Août 2017, The Gentlebros sort un tout nouvel action-RPG mettant en scène un chat. Cat Quest, de son nom, est bien accueilli, ce qui pousse le studio à sortir une suite en 2019. Cette dernière signait notamment l’intégration d’un mode coopératif. Cinq ans plus tard, les développeurs remettent le couvert avec un troisième opus qui se charge d’agrémenter la recette avec l’ajout des batailles navales.

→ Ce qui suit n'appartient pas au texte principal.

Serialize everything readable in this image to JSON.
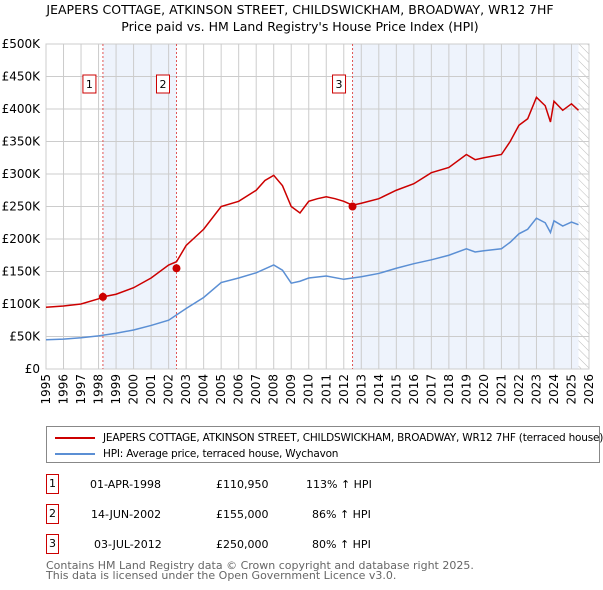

Oubliez le territoire des chiens du deuxième volet, pour cette nouvelle aventure, le studio singapourien invite à découvrir l’univers de la piraterie, ou plus précisément de la pi-rat-erie. Vous l’aurez compris, les ennemis principaux sont cette fois-ci des rats, mais pas que. Rassurez-vous, vous incarnez toujours un chat, plus précisément un aventurier (avec deux apparences au choix au lancement de la partie) qui a été recueilli plus jeune par le Capitaine Chapoté. La mission est simple, il faut trouver le trésor de l’Étoile Polaire, ce qui amènera fatidiquement à affronter le roi des pirates. Le scénario est assez simpliste. Même s’il a le droit à quelques passages un peu plus travaillés au contact de certaines entités ou sur la fin, il reste assez léger. Néanmoins, il se suit avec un certain plaisir, surtout que le studio a conservé ce qui faisait le charme des deux premiers volets, à savoir un humour omniprésent, des jeux de mots par dizaines et des références à la pop-culture en nombre. Parcourir les Charaïbes et discuter avec les divers personnages est assurément un plaisir.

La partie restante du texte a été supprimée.